The Los Angeles Times placed the broader toll differently, saying “At least 1,084 people, including 258 children, have been killed since the truce took effect in October,” and it added that the Palestinian death toll from the Israel-Hamas war stands at 73,110, according to the Gaza Health Ministry.

Image from Arab News PK
Arab News PKArab News PK

In a separate account of strikes amid ceasefire violations, Middle East Monitor said at least 12 Palestinians were killed and 20 others injured in Israeli attacks across the Gaza Strip over the past 24 hours, citing a Health Ministry statement that eight people were killed and 17 others injured.

Middle East Monitor also said Gaza’s Health Ministry reported that Israeli violations of the ceasefire had killed 1,092 Palestinians and injured 3,507 others as of Thursday, while it stated that since Oct. 8, 2023, 73,118 Palestinians have been killed and 173,615 injured.

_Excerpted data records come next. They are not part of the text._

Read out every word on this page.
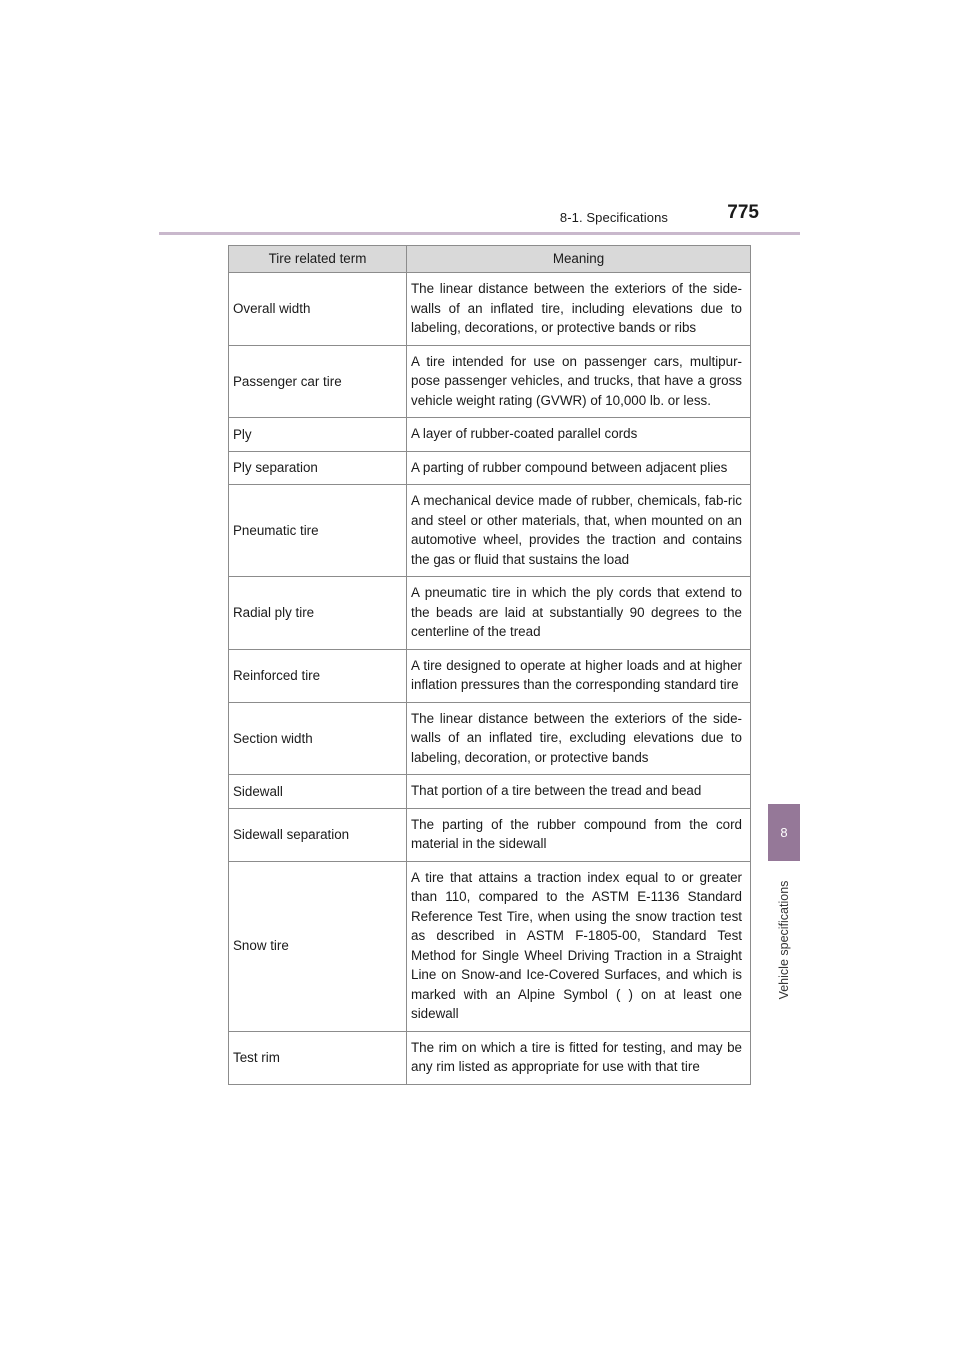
8-1. Specifications	775
8
Vehicle specifications
Tire related term	Meaning
Overall width	The linear distance between the exteriors of the side-walls of an inflated tire, including elevations due to labeling, decorations, or protective bands or ribs
Passenger car tire	A tire intended for use on passenger cars, multipur-pose passenger vehicles, and trucks, that have a gross vehicle weight rating (GVWR) of 10,000 lb. or less.
Ply	A layer of rubber-coated parallel cords
Ply separation	A parting of rubber compound between adjacent plies
Pneumatic tire	A mechanical device made of rubber, chemicals, fab-ric and steel or other materials, that, when mounted on an automotive wheel, provides the traction and contains the gas or fluid that sustains the load
Radial ply tire	A pneumatic tire in which the ply cords that extend to the beads are laid at substantially 90 degrees to the centerline of the tread
Reinforced tire	A tire designed to operate at higher loads and at higher inflation pressures than the corresponding standard tire
Section width	The linear distance between the exteriors of the side-walls of an inflated tire, excluding elevations due to labeling, decoration, or protective bands
Sidewall	That portion of a tire between the tread and bead
Sidewall separation	The parting of the rubber compound from the cord material in the sidewall
Snow tire	A tire that attains a traction index equal to or greater than 110, compared to the ASTM E-1136 Standard Reference Test Tire, when using the snow traction test as described in ASTM F-1805-00, Standard Test Method for Single Wheel Driving Traction in a Straight Line on Snow-and Ice-Covered Surfaces, and which is marked with an Alpine Symbol ( ) on at least one sidewall
Test rim	The rim on which a tire is fitted for testing, and may be any rim listed as appropriate for use with that tire
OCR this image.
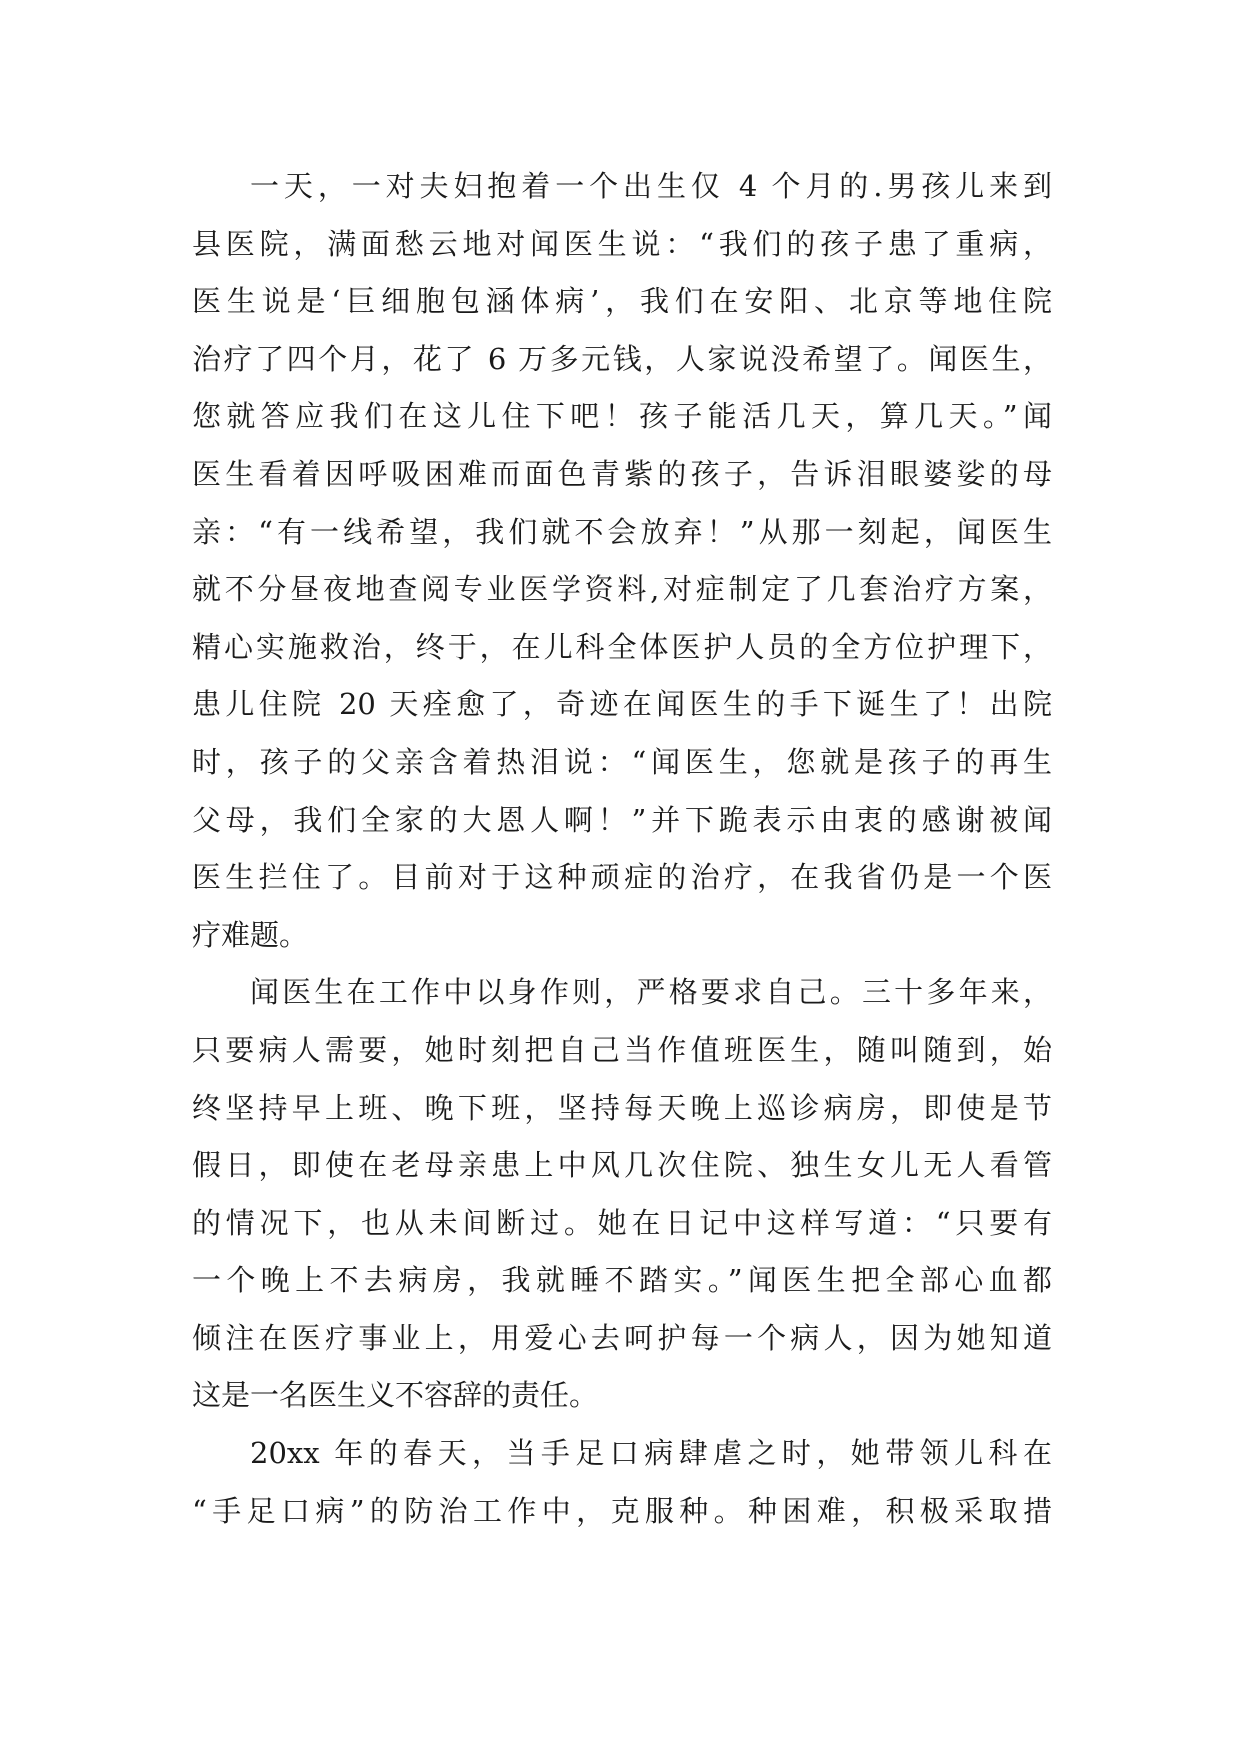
一天，一对夫妇抱着一个出生仅 4 个月的.男孩儿来到
县医院，满面愁云地对闻医生说：“我们的孩子患了重病，
医生说是‘巨细胞包涵体病’，我们在安阳、北京等地住院
治疗了四个月，花了 6 万多元钱，人家说没希望了。闻医生，
您就答应我们在这儿住下吧！孩子能活几天，算几天。”闻
医生看着因呼吸困难而面色青紫的孩子，告诉泪眼婆娑的母
亲：“有一线希望，我们就不会放弃！”从那一刻起，闻医生
就不分昼夜地查阅专业医学资料,对症制定了几套治疗方案，
精心实施救治，终于，在儿科全体医护人员的全方位护理下，
患儿住院 20 天痊愈了，奇迹在闻医生的手下诞生了！出院
时，孩子的父亲含着热泪说：“闻医生，您就是孩子的再生
父母，我们全家的大恩人啊！”并下跪表示由衷的感谢被闻
医生拦住了。目前对于这种顽症的治疗，在我省仍是一个医
疗难题。
闻医生在工作中以身作则，严格要求自己。三十多年来，
只要病人需要，她时刻把自己当作值班医生，随叫随到，始
终坚持早上班、晚下班，坚持每天晚上巡诊病房，即使是节
假日，即使在老母亲患上中风几次住院、独生女儿无人看管
的情况下，也从未间断过。她在日记中这样写道：“只要有
一个晚上不去病房，我就睡不踏实。”闻医生把全部心血都
倾注在医疗事业上，用爱心去呵护每一个病人，因为她知道
这是一名医生义不容辞的责任。
20xx 年的春天，当手足口病肆虐之时，她带领儿科在
“手足口病”的防治工作中，克服种。种困难，积极采取措
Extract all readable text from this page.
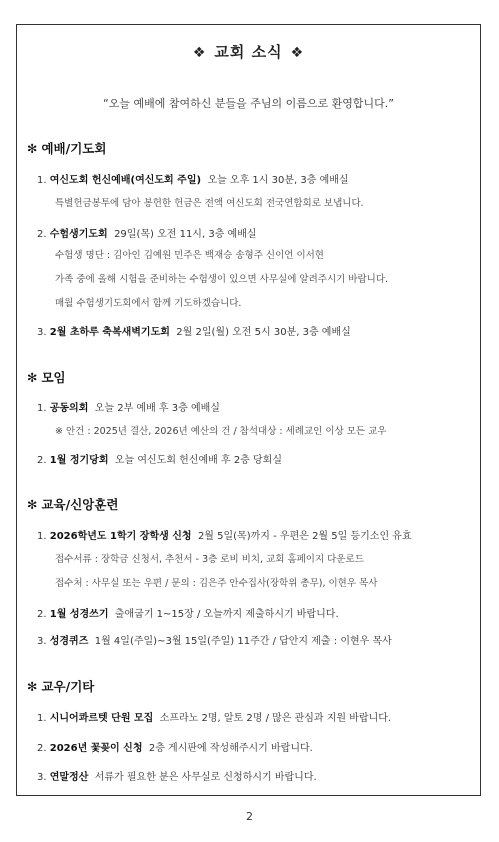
❖ 교회 소식 ❖
“오늘 예배에 참여하신 분들을 주님의 이름으로 환영합니다.”
✻ 예배/기도회
1. 여신도회 헌신예배(여신도회 주일) 오늘 오후 1시 30분, 3층 예배실
특별헌금봉투에 담아 봉헌한 헌금은 전액 여신도회 전국연합회로 보냅니다.
2. 수험생기도회 29일(목) 오전 11시, 3층 예배실
수험생 명단 : 김아인 김예원 민주은 백재승 송형주 신이언 이서현
가족 중에 올해 시험을 준비하는 수험생이 있으면 사무실에 알려주시기 바랍니다.
매월 수험생기도회에서 함께 기도하겠습니다.
3. 2월 초하루 축복새벽기도회 2월 2일(월) 오전 5시 30분, 3층 예배실
✻ 모임
1. 공동의회 오늘 2부 예배 후 3층 예배실
※ 안건 : 2025년 결산, 2026년 예산의 건 / 참석대상 : 세례교인 이상 모든 교우
2. 1월 정기당회 오늘 여신도회 헌신예배 후 2층 당회실
✻ 교육/신앙훈련
1. 2026학년도 1학기 장학생 신청 2월 5일(목)까지 - 우편은 2월 5일 등기소인 유효
접수서류 : 장학금 신청서, 추천서 - 3층 로비 비치, 교회 홈페이지 다운로드
접수처 : 사무실 또는 우편 / 문의 : 김은주 안수집사(장학위 총무), 이현우 목사
2. 1월 성경쓰기 출애굽기 1~15장 / 오늘까지 제출하시기 바랍니다.
3. 성경퀴즈 1월 4일(주일)~3월 15일(주일) 11주간 / 답안지 제출 : 이현우 목사
✻ 교우/기타
1. 시니어콰르텟 단원 모집 소프라노 2명, 알토 2명 / 많은 관심과 지원 바랍니다.
2. 2026년 꽃꽂이 신청 2층 게시판에 작성해주시기 바랍니다.
3. 연말정산 서류가 필요한 분은 사무실로 신청하시기 바랍니다.
2
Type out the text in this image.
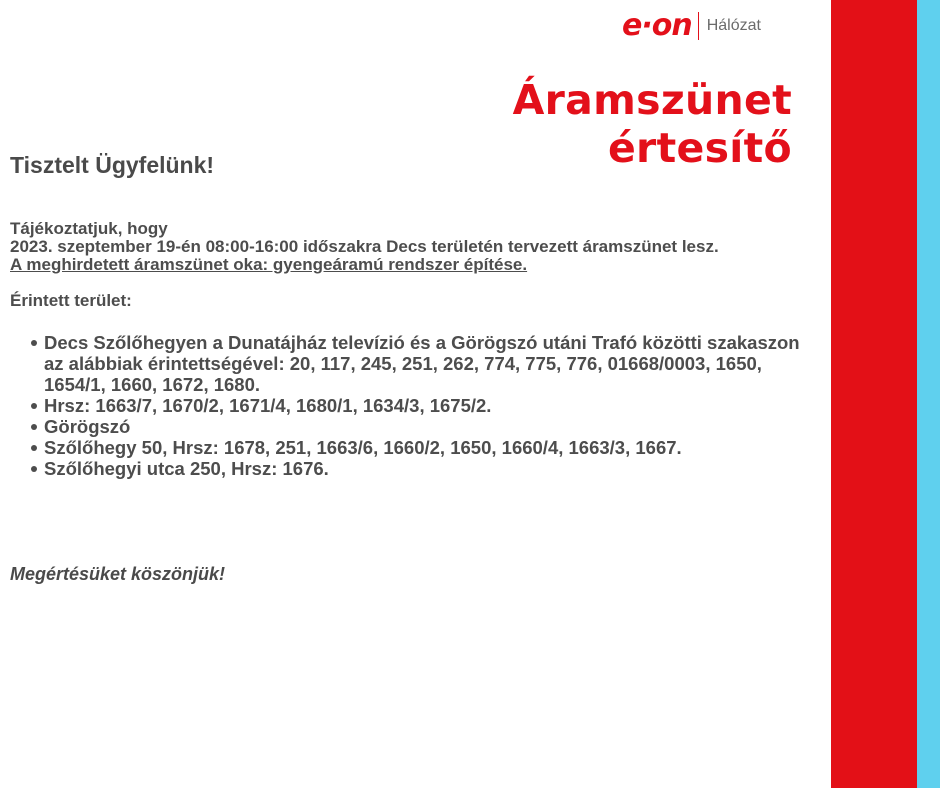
e·on Hálózat
Áramszünet
értesítő
Tisztelt Ügyfelünk!

Tájékoztatjuk, hogy

2023. szeptember 19-én 08:00-16:00 időszakra Decs területén tervezett áramszünet lesz.

A meghirdetett áramszünet oka: gyengeáramú rendszer építése.

Érintett terület:

Decs Szőlőhegyen a Dunatájház televízió és a Görögszó utáni Trafó közötti szakaszon az alábbiak érintettségével: 20, 117, 245, 251, 262, 774, 775, 776, 01668/0003, 1650, 1654/1, 1660, 1672, 1680.
Hrsz: 1663/7, 1670/2, 1671/4, 1680/1, 1634/3, 1675/2.
Görögszó
Szőlőhegy 50, Hrsz: 1678, 251, 1663/6, 1660/2, 1650, 1660/4, 1663/3, 1667.
Szőlőhegyi utca 250, Hrsz: 1676.
Megértésüket köszönjük!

Arab News PK, meanwhile, focused on children, saying at least four Palestinian children in Gaza and the occupied West Bank have been killed by Israeli attacks in the past six days, including a 10-year-old killed when an Israeli strike hit a tent in the Al-Mawasi area of Khan Younis.

What comes next

The Diari ARA account said rescue teams were still searching the gutted building on Sunday evening, and it framed the World Cup screenings as continuing amid attacks that kill civilians despite a supposed truce mediated by Donald Trump.

In the same Gaza context, the Los Angeles Times reported that Israel’s military said its strikes target militants and regrets harm to civilians, while it described the Egyptian Committee in Gaza as the relief arm of the Egyptian government that provides food, shelter and other assistance to Palestinians in Gaza.

Middle East Monitor said the attacks came amid Israel’s continued violations of the ceasefire agreement, which has been in effect since Oct. 10, 2025, and it reported that victims remain trapped under the rubble and on roads as ambulance and civil defense teams are unable to reach them.

Arab News PK added that Save the Children renewed its call for urgent international intervention, quoting Ahmad Alhendawi saying, “Children are meant to be off-limits in war — this is the rule of law.”

The Los Angeles Times also recalled that the war began when Hamas-led militants attacked southern Israel on Oct. 7, 2023, killing around 1,200 people and taking 251 others hostage, and it said Israel’s military says its strikes target militants as the conflict continues.